Он направил глаза на меч, обнажил живот и молил богов послать ему мужество его любовника. Навернулись слезы, но усилием воли он стянул лицо в замершую улыбающуюся маску, развязал свой пояс и обмотал им часть лезвия. Поскольку юноша честно выполнял свой долг, Нага сделал знак своему заместителю.
Самурай вышел вперед и поклонился, представившись по всем правилам: – Осараги Нампо, капитан девятого легиона господина Торанаги. Почту за честь быть вашим помощником.
– Икимо Тадео, первый офицер, вассал господина Ишидо, – ответил юноша, – Спасибо. Я почту за честь принять вашу помощь.
Смерть его была быстрая, безболезненная и почетная.
Головы были подобраны.
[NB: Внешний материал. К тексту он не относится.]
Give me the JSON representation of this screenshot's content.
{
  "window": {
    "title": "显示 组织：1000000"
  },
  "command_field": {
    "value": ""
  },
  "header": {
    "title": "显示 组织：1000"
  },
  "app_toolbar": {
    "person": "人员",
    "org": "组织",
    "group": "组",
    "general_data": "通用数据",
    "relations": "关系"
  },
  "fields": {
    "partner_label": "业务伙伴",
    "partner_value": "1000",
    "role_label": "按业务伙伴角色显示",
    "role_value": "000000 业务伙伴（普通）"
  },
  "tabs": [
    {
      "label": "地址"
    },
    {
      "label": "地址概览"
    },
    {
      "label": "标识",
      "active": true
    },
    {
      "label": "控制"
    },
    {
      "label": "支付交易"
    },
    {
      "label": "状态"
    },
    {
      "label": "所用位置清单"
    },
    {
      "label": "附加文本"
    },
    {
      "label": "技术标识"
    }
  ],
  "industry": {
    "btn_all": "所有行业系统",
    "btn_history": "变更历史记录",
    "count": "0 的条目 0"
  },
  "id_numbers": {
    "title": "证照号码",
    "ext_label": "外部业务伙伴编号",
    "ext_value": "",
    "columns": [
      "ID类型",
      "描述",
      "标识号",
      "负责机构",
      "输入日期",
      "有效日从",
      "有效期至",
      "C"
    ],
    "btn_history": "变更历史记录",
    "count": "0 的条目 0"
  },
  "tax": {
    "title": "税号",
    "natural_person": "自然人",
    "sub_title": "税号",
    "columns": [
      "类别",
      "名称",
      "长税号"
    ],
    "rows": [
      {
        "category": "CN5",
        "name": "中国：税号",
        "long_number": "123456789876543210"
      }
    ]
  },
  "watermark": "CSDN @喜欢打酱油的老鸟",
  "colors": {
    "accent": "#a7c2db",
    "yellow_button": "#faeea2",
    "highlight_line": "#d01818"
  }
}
Потом вновь вернулся к жизни Дзозен. Его руки судорожно пытались заправить кишки обратно в живот.
Его оставили собакам, которые пришли из деревни.
Глава Тридцать Четвёртая
В час лошади, в одиннадцать часов утра, десять дней спустя после смерти Дзозена и всех его людей, группа из трех галер огибала мыс у Анджиро. Они были набиты войсками. Торанага сошел на берег. Рядом с ним был Бунтаро.
– Сначала я бы хотел посмотреть на учебную атаку, Ябу-сан, первых пятисот обучаемых, – сказал Торанага. – Не откладывая, сейчас же.